La Barbie ha influenzato socialmente il gioco dei bambini, portandoli a simulare precocemente la vita degli adulti. Ma come ripetere le attività che fanno gli adulti, le relazioni amorose o amicali se si è piccoli e non si sono vissute in prima persona? Si prova a prendere il modello che si ha in famiglia o che si vede in televisione. Si osserva, dunque, un’altra dimensione con il rischio di non riuscire a capirla e d’incappare in un altro aspetto non ininfluente della Barbie, che le ha procurato, soprattutto in passato, delle opposizioni con tanto di campagne sociali. Basti pensare alla sua fisicità considerata un modello per molte bambine, tanto da portarle all’anoressia per essere magre quanto lei. Al pensare che la bellezza per eccellenza sia determinata dai capelli biondi e gli occhi azzurri e quindi non ritenersi belle se non si hanno questi colori. Considerazioni e prese di posizioni non irrilevanti, tanto che la Mattel, diventata un colosso nel settore dei giocattoli, si è dovuta adeguare all’evoluzione dei costumi e della società, modificando il format della Barbie, ad esempio creando una gamma di bambole con diversa corporatura. 

Inoltre, negli ultimi anni, ha adottato una politica di sensibilizzazione all’inclusione. Elemento importante se si pensa alla storia della Barbie e alla sua influenza ideologica. 

In effetti, qualche anno fa, è stata lanciata sul mercato la Barbie con una protesi alla gamba, sulla sedia a rotelle e munita di una rampa per abbattere le barriere architettoniche nella sua casa.

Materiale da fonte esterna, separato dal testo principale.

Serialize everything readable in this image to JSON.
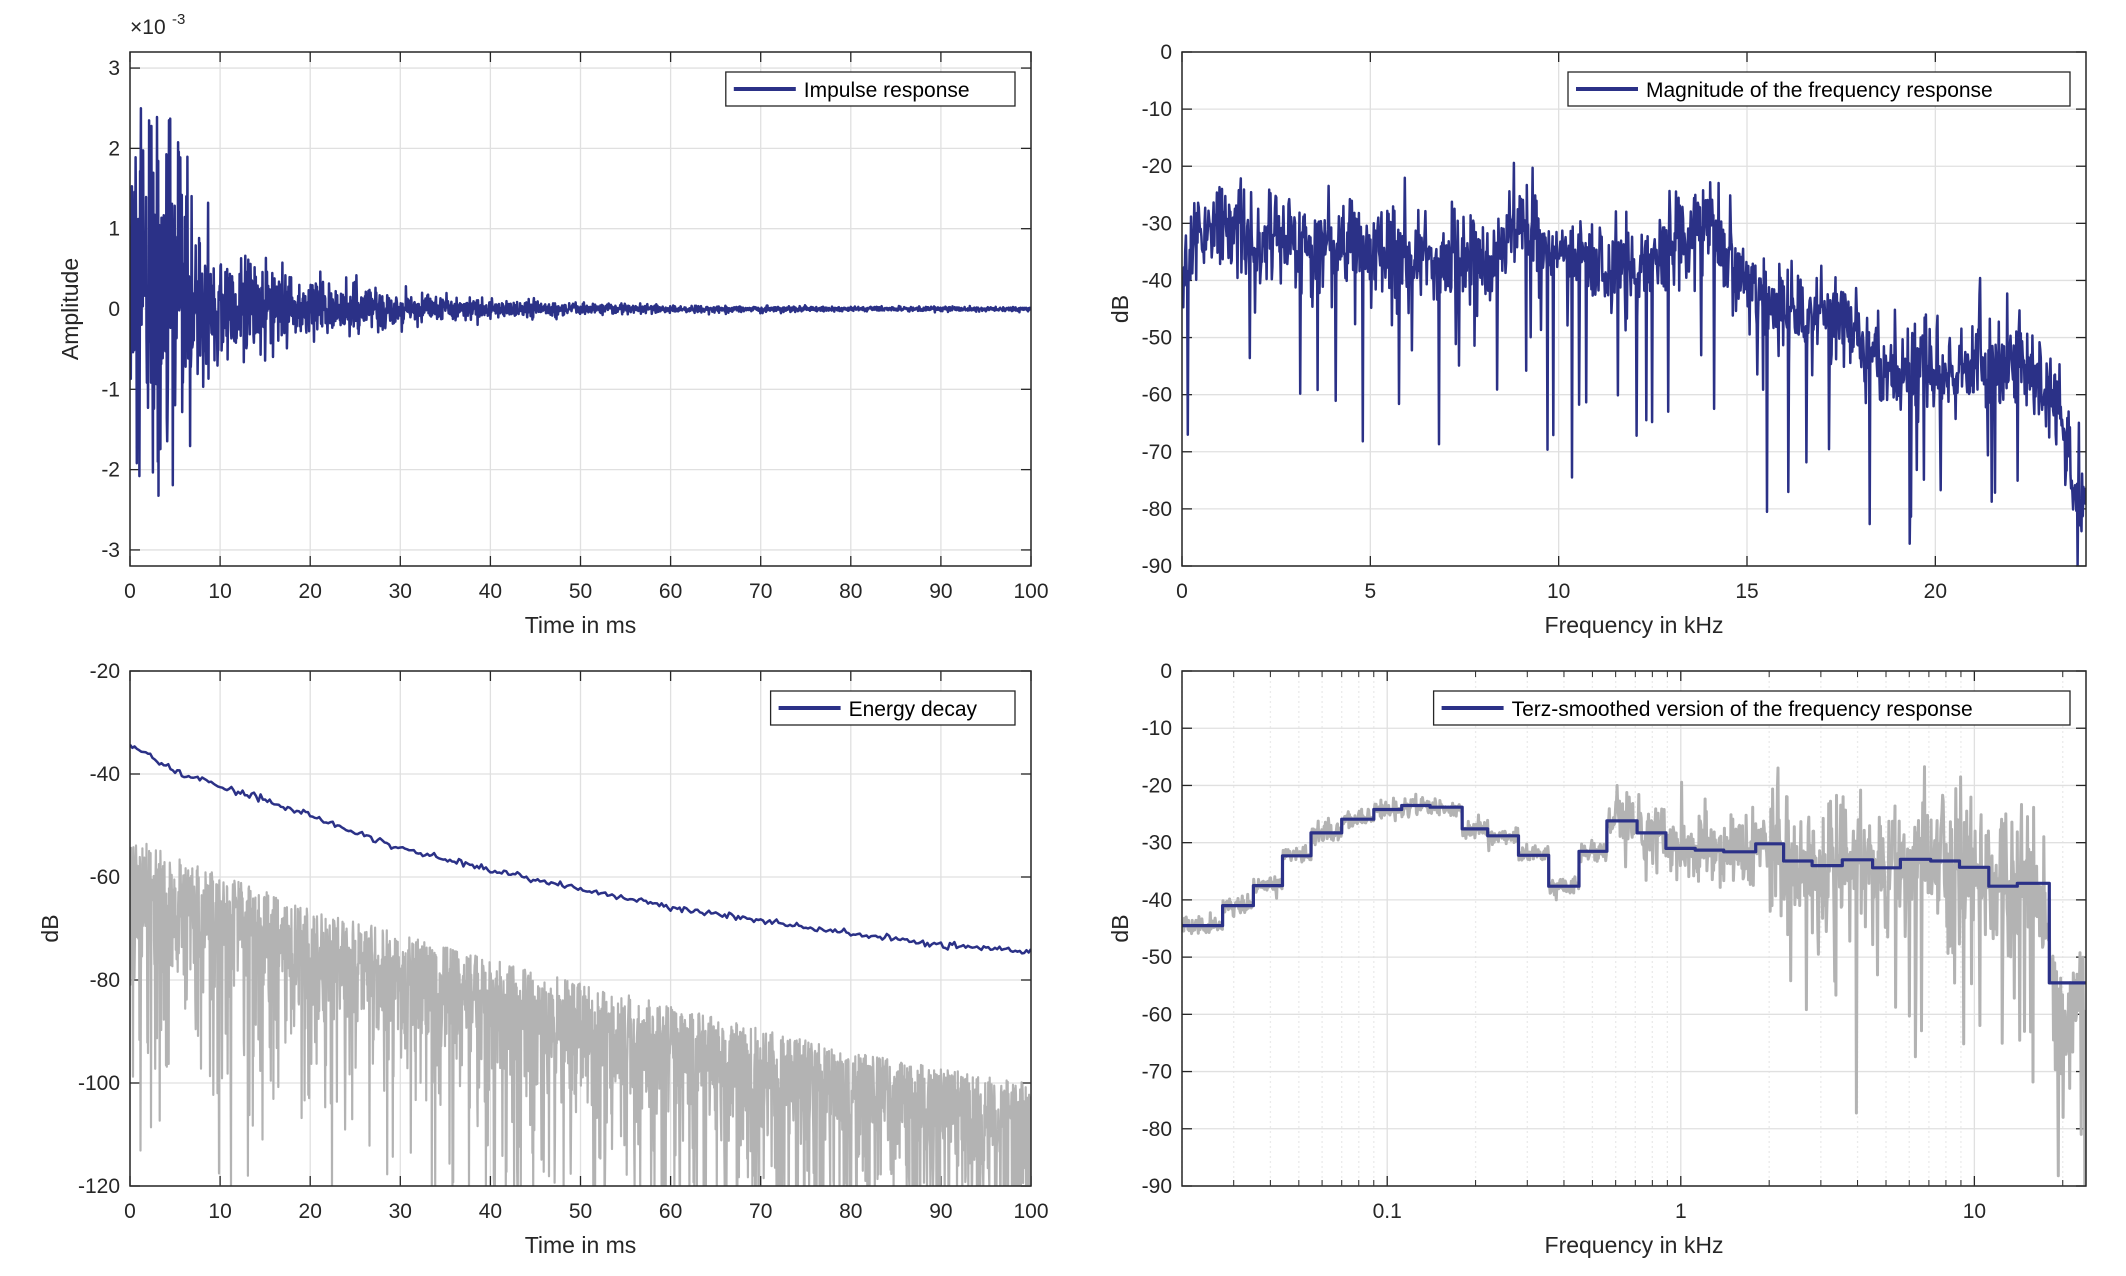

Mentre, tra un paio di mesi dovrebbero uscire sul mercato la Barbie con gli apparecchi acustici e il Ken con la vitiligine. 

Concordo sull’idea di proporre ai bambini dei modelli con delle disabilità fisiche, soprattutto per chi se le riconosce. Ma è proprio necessario appartenere a dei modelli per sentirsi inclusi in una società che concretamente è costituita da una moltitudine di individui diversi sotto molti aspetti? Credo che sarebbe molto meglio riuscire a liberarci dal condizionamento dettato da un “modello” e focalizzarci piuttosto sull’originalità e l’unicità, valori molto più importanti per una convivenza rispettosa e civile.

Ma questo è solo un mio punto di vista, mentre probabilmente Barbie è molto più business woman e conosce le strategie commerciali! Io sono solo la bimba del Natale che ha giocato con lei fino a dodici anni!